Mackenzie Phillips, Sarah Palin and ghost writers
The sordid tell-all by Mackenzie Phillips and Sarah Palin's upcoming memoir bring us to the issue of ghost writing. Palin has been upfront from the beginning about her collaboration with Lynn Vincent, but Phillips doesn't list any co-author. Ghosting has a long tradition among celebrities and athletes (and speechifying politicians of all parties), and author Gail Farrelly, a frequent contributor to Read Street, gives us her view:
When I read about celebrity memoirs, my thoughts turn to ghostwriters, since it's rare for celebrities to write their own books. The concept of ghostwriting has always intrigued me, because it's hard for me to understand the willingness to let your own words, the product of your brain and imagination, be published under someone else's name. On the positive side, though, if you love to write and are good at it, maybe ghostwriting is not a bad gig. You earn a living at what you like to do, make good contacts, and see your work in print.
Ghostwriter Sandford Dody (he died this year on July 4 at the age of 90) was the subject of a recent article Ghostwriter Struggled With Life in Shadows in the Wall Street Journal. Celebrities such as Bette Davis, Helen Hayes, and Robert Merrill were among his subjects.

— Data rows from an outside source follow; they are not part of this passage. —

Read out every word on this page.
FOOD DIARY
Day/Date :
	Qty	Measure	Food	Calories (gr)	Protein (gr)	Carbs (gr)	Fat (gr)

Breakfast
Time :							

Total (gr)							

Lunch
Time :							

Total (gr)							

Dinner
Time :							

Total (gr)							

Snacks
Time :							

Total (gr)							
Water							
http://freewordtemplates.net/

My favorite story in the article was the one about the book, First Person Plural, he ghosted for silent-screen star Dagmar Godowsky. The article quotes the opening sentences of her memoir: "It is my tragedy that the years have deprived me of my bad reputation. At one time my notoriety assured me of a marvelous evening. Now, Euclid would be fascinated to know, my circle has been squared." Terrific writing, no? Godowsky tried to convince the publisher that she had written the book herself. No dice. "They talked to her and realized she hadn't even read it," reports Granville McGee, Sandford Dody's partner.
In 1980 Dody published his own memoir, Giving Up the Ghost. Love the title. At that point (he somewhat softened his stance later), he was disgusted with celebrities and wrote, "The most suitable way to view stars is from a long way off.'' But in the 29 years since that comment was published, celebrities seem to be getting closer and closer. Right in our faces blabbing about their lives seems to be just where they want to be. Good grief! If they won't go away, couldn't they at least step back a little?

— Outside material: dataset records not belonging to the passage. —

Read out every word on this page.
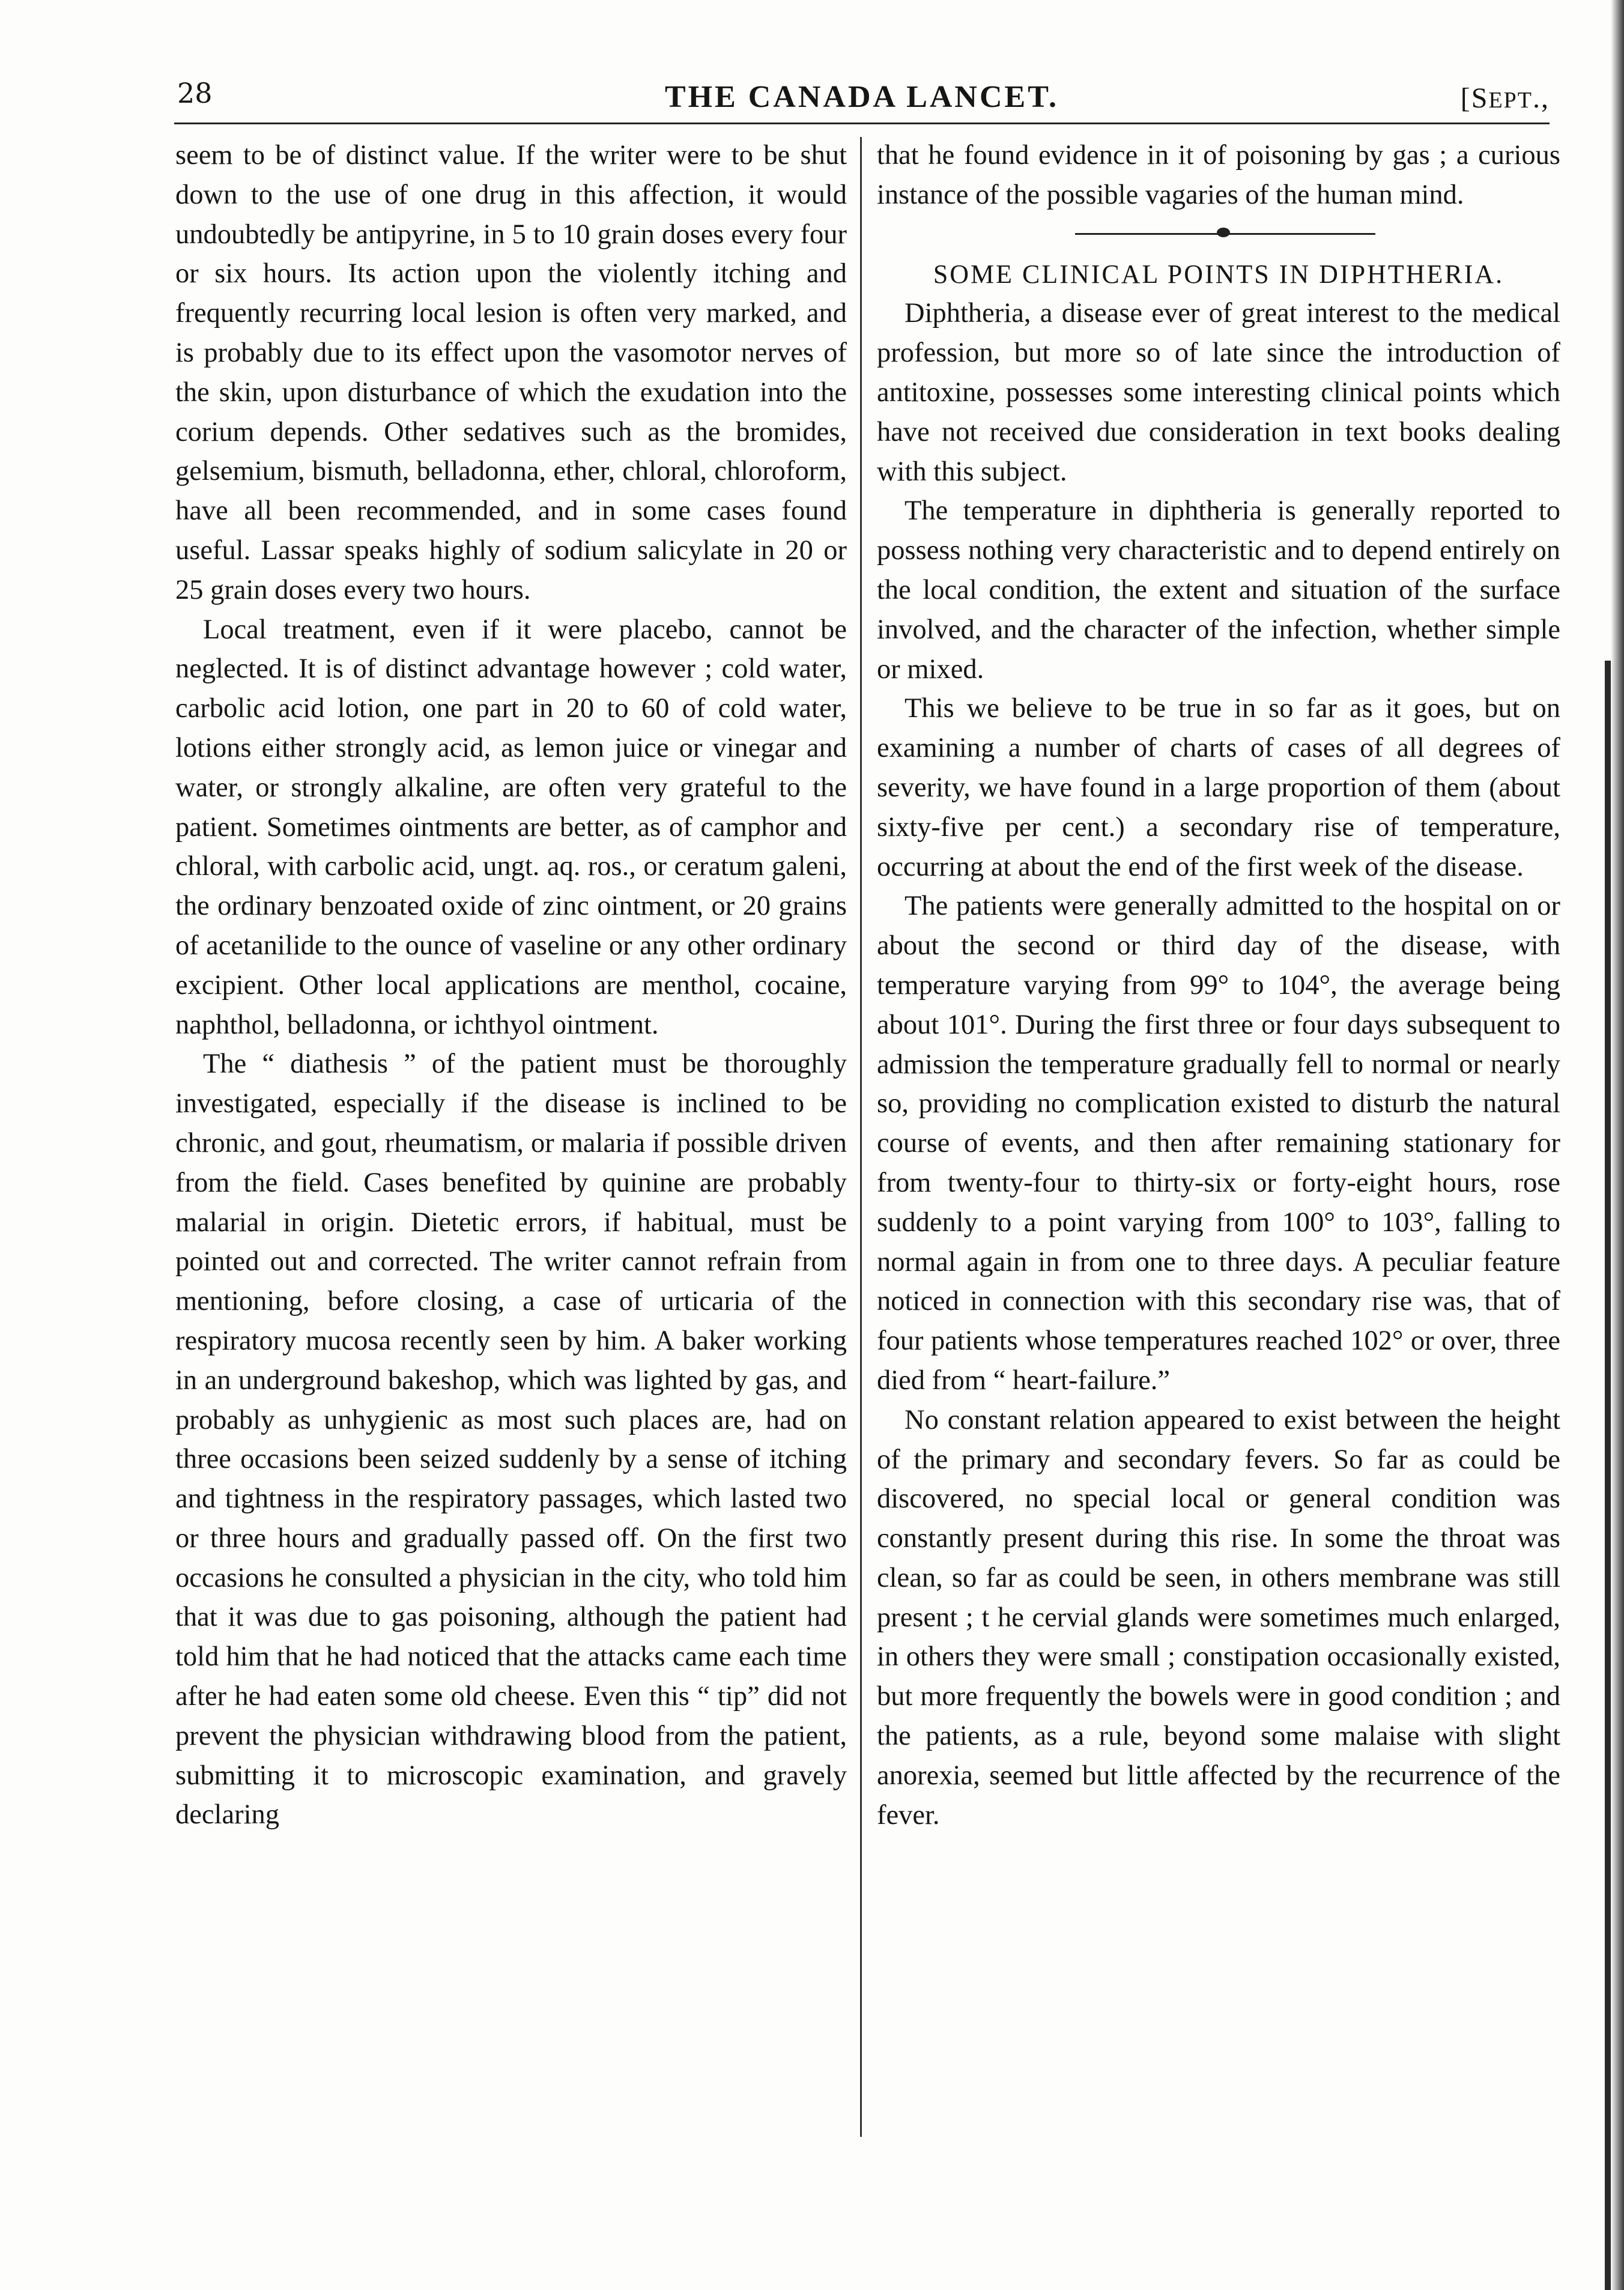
28	THE CANADA LANCET.	[SEPT.,

seem to be of distinct value. If the writer were to be shut down to the use of one drug in this affection, it would undoubtedly be antipyrine, in 5 to 10 grain doses every four or six hours. Its action upon the violently itching and frequently recurring local lesion is often very marked, and is probably due to its effect upon the vasomotor nerves of the skin, upon disturbance of which the exudation into the corium depends. Other sedatives such as the bromides, gelsemium, bismuth, belladonna, ether, chloral, chloroform, have all been recommended, and in some cases found useful. Lassar speaks highly of sodium salicylate in 20 or 25 grain doses every two hours.

Local treatment, even if it were placebo, cannot be neglected. It is of distinct advantage however ; cold water, carbolic acid lotion, one part in 20 to 60 of cold water, lotions either strongly acid, as lemon juice or vinegar and water, or strongly alkaline, are often very grateful to the patient. Sometimes ointments are better, as of camphor and chloral, with carbolic acid, ungt. aq. ros., or ceratum galeni, the ordinary benzoated oxide of zinc ointment, or 20 grains of acetanilide to the ounce of vaseline or any other ordinary excipient. Other local applications are menthol, cocaine, naphthol, belladonna, or ichthyol ointment.

The “ diathesis ” of the patient must be thoroughly investigated, especially if the disease is inclined to be chronic, and gout, rheumatism, or malaria if possible driven from the field. Cases benefited by quinine are probably malarial in origin. Dietetic errors, if habitual, must be pointed out and corrected. The writer cannot refrain from mentioning, before closing, a case of urticaria of the respiratory mucosa recently seen by him. A baker working in an underground bakeshop, which was lighted by gas, and probably as unhygienic as most such places are, had on three occasions been seized suddenly by a sense of itching and tightness in the respiratory passages, which lasted two or three hours and gradually passed off. On the first two occasions he consulted a physician in the city, who told him that it was due to gas poisoning, although the patient had told him that he had noticed that the attacks came each time after he had eaten some old cheese. Even this “ tip” did not prevent the physician withdrawing blood from the patient, submitting it to microscopic examination, and gravely declaring

that he found evidence in it of poisoning by gas ; a curious instance of the possible vagaries of the human mind.

SOME CLINICAL POINTS IN DIPHTHERIA.

Diphtheria, a disease ever of great interest to the medical profession, but more so of late since the introduction of antitoxine, possesses some interesting clinical points which have not received due consideration in text books dealing with this subject.

The temperature in diphtheria is generally reported to possess nothing very characteristic and to depend entirely on the local condition, the extent and situation of the surface involved, and the character of the infection, whether simple or mixed.

This we believe to be true in so far as it goes, but on examining a number of charts of cases of all degrees of severity, we have found in a large proportion of them (about sixty-five per cent.) a secondary rise of temperature, occurring at about the end of the first week of the disease.

The patients were generally admitted to the hospital on or about the second or third day of the disease, with temperature varying from 99° to 104°, the average being about 101°. During the first three or four days subsequent to admission the temperature gradually fell to normal or nearly so, providing no complication existed to disturb the natural course of events, and then after remaining stationary for from twenty-four to thirty-six or forty-eight hours, rose suddenly to a point varying from 100° to 103°, falling to normal again in from one to three days. A peculiar feature noticed in connection with this secondary rise was, that of four patients whose temperatures reached 102° or over, three died from “ heart-failure.”

No constant relation appeared to exist between the height of the primary and secondary fevers. So far as could be discovered, no special local or general condition was constantly present during this rise. In some the throat was clean, so far as could be seen, in others membrane was still present ; t he cervial glands were sometimes much enlarged, in others they were small ; constipation occasionally existed, but more frequently the bowels were in good condition ; and the patients, as a rule, beyond some malaise with slight anorexia, seemed but little affected by the recurrence of the fever.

Although it seemed Dody didn't particularly like his ghostwriting job, one online commenter (Peter Parrott) to the Wall Street Journal article reported that his own dad, sportswriter and baseball executive Harold Parrott, a ghostwriter of many baseball books, was very proud of his work and "never seemed to think it diminished him." Interesting. But then Parrott also had (as his son describes) a very successful executive career with the Brooklyn and Los Angeles Dodgers. In contrast, Sandford Dody was never a big success at the show business career he had once sought.
I wouldn't do well as a ghostwriter. No matter what the pay, I'd still be annoyed that the work wasn't acknowledged as mine. In addition, I'd be concerned that what I was writing wasn't true. I'm a compulsive fact checker; instead of getting on with the writing, I'd be out in the field checking and double checking. That wouldn't go over well with publishers these days!